Le boucher fait le buzz

 "Il est de plus en plus difficile de recruter dans la boucherie : je voulais une campagne sur les médias sociaux qui attire l’attention des jeunes", a expliqué Steffan Schütze lors de Re: publica, le "festival de la société numérique" qui rassemble toujours plus de visiteurs chaque année à Berlin.

Et de faire d’une pierre deux coups : la boucherie Metzgerei Hack de Freising près de Munich est passée de 4 à 20 employés. Celui que les journaux appellent maintenant "le boucher le plus cool d’Allemagne", a surtout accru sa notoriété et valorisé son métier au passage. "Beaucoup de collègues artisans sont impressionnés par l’opération marketing mais pensent que ce n’est pas pour eux", regrette Steffan Schütze. Or, la campagne de "buzz" a été relativement bon marché (500 euros) et simple "une fois que l’on a compris qu’il ne faut pas prendre les attaques sur les réseaux sociaux personnellement".
 

Quand le "slow-food" épouse le "fast-service"

Au-delà du marketing, le numérique "est l’avenir de la restauration", a estimé Christian Hamerle, manager du restaurant "Data Kitchen" lors de la conférence "Digital Food" organisée en marge de Re:publica. Adapte de la cuisine de qualité, il était "l’anti-geek par excellence", dit-il de lui-même, avant de devenir un "enthousiaste du big data".
Pour venir manger au très design "Data Kitchen", il faut obligatoirement réserver à l’avance ses plats à l’avance via une application et payer sur le même support par carte ou PayPal. Un "push" du smartphone annonce que le risotto à la betterave est prêt.

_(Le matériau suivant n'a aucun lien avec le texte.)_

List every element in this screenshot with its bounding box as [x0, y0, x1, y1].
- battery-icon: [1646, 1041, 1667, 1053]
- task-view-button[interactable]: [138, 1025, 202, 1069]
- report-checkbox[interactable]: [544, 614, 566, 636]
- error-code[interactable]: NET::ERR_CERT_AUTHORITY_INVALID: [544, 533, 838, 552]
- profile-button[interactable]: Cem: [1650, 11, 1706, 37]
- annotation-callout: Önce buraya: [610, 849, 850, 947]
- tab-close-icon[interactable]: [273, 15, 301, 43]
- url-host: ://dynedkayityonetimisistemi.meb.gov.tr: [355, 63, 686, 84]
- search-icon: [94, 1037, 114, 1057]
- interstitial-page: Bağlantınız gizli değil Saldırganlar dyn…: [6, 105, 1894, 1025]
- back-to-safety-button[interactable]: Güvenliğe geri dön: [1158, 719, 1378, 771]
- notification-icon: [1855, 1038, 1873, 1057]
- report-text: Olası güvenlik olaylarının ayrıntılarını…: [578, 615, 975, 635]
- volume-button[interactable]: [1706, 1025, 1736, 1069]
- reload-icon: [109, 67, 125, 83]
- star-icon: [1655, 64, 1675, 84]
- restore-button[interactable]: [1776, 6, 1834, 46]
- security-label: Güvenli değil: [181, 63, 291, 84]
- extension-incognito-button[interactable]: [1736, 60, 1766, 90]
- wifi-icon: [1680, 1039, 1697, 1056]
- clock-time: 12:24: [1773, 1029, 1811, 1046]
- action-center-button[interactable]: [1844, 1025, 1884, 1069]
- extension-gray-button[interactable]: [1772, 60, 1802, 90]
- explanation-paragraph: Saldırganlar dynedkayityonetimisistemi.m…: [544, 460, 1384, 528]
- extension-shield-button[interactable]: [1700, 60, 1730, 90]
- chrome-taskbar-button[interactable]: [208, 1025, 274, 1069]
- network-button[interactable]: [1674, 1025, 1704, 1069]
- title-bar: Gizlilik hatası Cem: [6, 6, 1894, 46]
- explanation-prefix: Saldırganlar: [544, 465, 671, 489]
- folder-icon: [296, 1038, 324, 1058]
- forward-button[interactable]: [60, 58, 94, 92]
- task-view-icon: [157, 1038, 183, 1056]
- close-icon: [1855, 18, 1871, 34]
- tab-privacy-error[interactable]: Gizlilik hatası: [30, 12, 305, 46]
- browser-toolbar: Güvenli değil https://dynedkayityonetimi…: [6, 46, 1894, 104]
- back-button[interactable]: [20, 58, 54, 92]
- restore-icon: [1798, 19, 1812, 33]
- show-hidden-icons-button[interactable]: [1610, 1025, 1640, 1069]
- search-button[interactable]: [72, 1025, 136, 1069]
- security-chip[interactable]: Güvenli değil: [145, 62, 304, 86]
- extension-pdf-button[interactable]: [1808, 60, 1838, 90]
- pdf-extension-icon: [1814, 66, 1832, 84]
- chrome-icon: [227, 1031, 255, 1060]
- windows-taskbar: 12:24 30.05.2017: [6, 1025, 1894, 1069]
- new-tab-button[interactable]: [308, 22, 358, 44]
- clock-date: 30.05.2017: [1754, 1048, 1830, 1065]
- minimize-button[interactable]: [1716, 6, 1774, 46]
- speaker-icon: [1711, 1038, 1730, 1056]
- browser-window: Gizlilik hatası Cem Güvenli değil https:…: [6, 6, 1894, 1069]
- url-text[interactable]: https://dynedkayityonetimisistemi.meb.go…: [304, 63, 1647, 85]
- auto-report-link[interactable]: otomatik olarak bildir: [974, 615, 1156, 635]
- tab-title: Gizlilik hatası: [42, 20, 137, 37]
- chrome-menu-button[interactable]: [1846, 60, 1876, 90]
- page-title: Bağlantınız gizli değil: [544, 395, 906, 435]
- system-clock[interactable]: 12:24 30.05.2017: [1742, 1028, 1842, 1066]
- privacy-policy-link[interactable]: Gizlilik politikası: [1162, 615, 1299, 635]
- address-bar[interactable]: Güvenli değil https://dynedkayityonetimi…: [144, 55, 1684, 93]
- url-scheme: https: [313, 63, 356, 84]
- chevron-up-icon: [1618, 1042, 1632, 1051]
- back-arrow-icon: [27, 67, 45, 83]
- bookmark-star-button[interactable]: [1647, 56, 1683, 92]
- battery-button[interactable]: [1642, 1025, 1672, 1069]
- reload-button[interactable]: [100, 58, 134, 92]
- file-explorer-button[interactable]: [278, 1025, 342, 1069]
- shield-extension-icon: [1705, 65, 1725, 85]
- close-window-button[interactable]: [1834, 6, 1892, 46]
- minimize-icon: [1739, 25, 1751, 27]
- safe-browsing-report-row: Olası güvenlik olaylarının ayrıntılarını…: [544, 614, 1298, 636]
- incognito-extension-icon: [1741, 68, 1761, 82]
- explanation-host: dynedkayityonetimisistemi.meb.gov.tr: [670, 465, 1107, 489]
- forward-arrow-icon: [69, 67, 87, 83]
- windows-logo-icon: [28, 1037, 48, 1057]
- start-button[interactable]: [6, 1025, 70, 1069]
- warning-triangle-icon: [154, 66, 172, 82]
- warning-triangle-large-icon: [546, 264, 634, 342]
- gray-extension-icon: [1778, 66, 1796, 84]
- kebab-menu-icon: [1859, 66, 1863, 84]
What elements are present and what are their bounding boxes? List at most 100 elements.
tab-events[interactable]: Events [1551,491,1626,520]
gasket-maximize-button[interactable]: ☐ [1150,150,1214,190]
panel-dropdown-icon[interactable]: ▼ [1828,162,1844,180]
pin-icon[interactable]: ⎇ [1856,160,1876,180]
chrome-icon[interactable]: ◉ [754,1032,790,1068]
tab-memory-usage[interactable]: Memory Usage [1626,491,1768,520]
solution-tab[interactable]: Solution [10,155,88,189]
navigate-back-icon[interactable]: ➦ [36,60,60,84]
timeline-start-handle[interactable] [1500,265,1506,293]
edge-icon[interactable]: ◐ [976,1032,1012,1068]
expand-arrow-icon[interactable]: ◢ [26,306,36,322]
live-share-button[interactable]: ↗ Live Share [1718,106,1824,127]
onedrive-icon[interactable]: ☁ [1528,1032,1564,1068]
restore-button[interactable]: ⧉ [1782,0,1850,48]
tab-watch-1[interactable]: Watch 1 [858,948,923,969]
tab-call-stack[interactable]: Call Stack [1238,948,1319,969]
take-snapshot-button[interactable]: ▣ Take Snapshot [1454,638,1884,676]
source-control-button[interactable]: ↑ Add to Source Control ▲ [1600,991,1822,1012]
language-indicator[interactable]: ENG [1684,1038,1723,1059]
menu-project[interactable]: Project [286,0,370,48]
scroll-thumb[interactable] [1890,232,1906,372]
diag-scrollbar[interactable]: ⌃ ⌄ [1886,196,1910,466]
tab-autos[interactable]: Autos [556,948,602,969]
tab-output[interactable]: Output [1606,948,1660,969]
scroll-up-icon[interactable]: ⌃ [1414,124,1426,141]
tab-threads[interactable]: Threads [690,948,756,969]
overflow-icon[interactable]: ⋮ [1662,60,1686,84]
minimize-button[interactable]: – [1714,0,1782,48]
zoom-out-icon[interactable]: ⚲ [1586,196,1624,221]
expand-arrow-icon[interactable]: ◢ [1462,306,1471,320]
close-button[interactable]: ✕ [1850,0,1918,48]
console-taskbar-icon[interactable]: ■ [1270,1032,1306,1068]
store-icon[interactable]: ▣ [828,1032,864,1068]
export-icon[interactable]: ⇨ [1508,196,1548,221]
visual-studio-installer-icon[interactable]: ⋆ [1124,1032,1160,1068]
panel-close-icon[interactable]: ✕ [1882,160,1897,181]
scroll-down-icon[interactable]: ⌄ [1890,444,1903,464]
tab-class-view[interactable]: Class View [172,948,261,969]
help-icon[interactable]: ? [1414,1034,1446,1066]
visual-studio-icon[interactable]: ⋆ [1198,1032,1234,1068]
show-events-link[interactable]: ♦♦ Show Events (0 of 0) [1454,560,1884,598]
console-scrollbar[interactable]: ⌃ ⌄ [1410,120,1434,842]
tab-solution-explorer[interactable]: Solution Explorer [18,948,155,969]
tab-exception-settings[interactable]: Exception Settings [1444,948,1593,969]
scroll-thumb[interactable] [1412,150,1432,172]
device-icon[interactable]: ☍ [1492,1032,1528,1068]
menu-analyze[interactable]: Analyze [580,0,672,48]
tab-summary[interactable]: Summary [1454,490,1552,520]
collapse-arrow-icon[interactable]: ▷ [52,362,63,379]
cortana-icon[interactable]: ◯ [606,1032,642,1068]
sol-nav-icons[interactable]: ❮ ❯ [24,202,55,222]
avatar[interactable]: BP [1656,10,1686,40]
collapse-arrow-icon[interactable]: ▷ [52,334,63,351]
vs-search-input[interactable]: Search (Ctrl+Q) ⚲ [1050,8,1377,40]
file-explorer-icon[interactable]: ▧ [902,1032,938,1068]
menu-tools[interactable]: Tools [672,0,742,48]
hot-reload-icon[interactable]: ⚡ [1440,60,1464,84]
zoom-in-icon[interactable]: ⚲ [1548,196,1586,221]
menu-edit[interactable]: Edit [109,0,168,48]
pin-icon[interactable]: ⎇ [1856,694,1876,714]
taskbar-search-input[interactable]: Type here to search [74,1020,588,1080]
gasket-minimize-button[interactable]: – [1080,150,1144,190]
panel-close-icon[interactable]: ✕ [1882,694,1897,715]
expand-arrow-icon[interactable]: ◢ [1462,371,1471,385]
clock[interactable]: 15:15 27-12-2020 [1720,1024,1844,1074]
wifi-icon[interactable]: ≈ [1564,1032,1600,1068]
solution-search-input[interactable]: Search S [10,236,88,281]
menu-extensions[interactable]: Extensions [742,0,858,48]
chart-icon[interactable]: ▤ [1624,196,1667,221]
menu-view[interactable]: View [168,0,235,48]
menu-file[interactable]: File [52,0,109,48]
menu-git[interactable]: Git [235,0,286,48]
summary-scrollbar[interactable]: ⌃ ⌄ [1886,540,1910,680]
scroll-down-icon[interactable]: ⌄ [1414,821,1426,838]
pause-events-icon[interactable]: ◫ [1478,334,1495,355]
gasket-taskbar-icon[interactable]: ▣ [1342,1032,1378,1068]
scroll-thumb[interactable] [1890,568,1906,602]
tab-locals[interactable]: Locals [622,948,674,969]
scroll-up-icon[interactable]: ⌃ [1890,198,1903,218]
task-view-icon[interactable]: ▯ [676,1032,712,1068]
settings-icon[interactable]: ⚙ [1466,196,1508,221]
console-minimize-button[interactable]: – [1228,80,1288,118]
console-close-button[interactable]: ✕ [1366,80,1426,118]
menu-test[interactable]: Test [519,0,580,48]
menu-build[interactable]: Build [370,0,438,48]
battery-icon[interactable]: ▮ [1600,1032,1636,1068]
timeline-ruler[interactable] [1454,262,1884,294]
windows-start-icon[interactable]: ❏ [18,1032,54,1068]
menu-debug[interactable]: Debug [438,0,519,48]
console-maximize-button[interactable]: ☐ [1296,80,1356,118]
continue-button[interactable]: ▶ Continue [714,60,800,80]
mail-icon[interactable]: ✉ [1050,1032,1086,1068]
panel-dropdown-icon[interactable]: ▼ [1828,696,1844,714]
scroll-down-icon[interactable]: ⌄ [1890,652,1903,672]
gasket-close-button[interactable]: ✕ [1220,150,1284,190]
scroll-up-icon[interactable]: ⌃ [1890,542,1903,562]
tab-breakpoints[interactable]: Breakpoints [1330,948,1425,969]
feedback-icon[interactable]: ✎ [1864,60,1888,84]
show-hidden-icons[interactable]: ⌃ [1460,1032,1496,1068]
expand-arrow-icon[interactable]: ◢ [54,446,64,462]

Pas d’attente, pas de temps perdu à l’heure du déjeuner mais attention, ici, le chef qui vient d’un restaurant étoilé sert du "slow-food-fast" à un prix extrêmement abordable.

Le concept a été réalisé avec l’aide du géant informatique allemand SAP qui voulait en faire une vitrine pour ses services cloud.  "Pour l’instant nous gagnons surtout du temps, mais nous n’utilisons pas encore les données clients", reconnaît Christian Hamerle. Une question de temps surtout : l’app développée en cinq mois n’a pas été programmée pour.

"Au départ nous voulions juste proposer un repas de qualité en 20 mn, maintenant nous voulons exploiter toutes les possibilités du big data et de la blockschain pour le suivi de nos produits." Plus tard, il espère que le restaurant et ses fournisseurs, à 80% de la région autour de Berlin, pourront gérer leurs stocks au milligramme et millilitre près.
 

Restaurant virtuel et vraie cuisine

A l’inverse de Data Kitchen, Guru a complètement abandonné le restaurant et ne cuisine que pour la livraison. "Nous voulons une cuisine conçue pour livrer des plats de qualité commandés par apps, dans le délai le plus court, avec le moins d’emballage possible tout en restant chaud au moment de la livraison", explique Paul Gebhardt, co-fondateur de "Guru collective". Burritos, soupe ou salade de quinoa, "nous adaptons notre offre en fonction des saisons et des données de recherche de Google food", nous explique-t-il.

La start up a déjà install
ée ses "restaurants fantômes" à Madrid et arrive à Milan.  Pour l’heure, elle ne compte pas encore s’installer à Paris "où le marché est énorme mais aussi la concurrence comme frichti.co".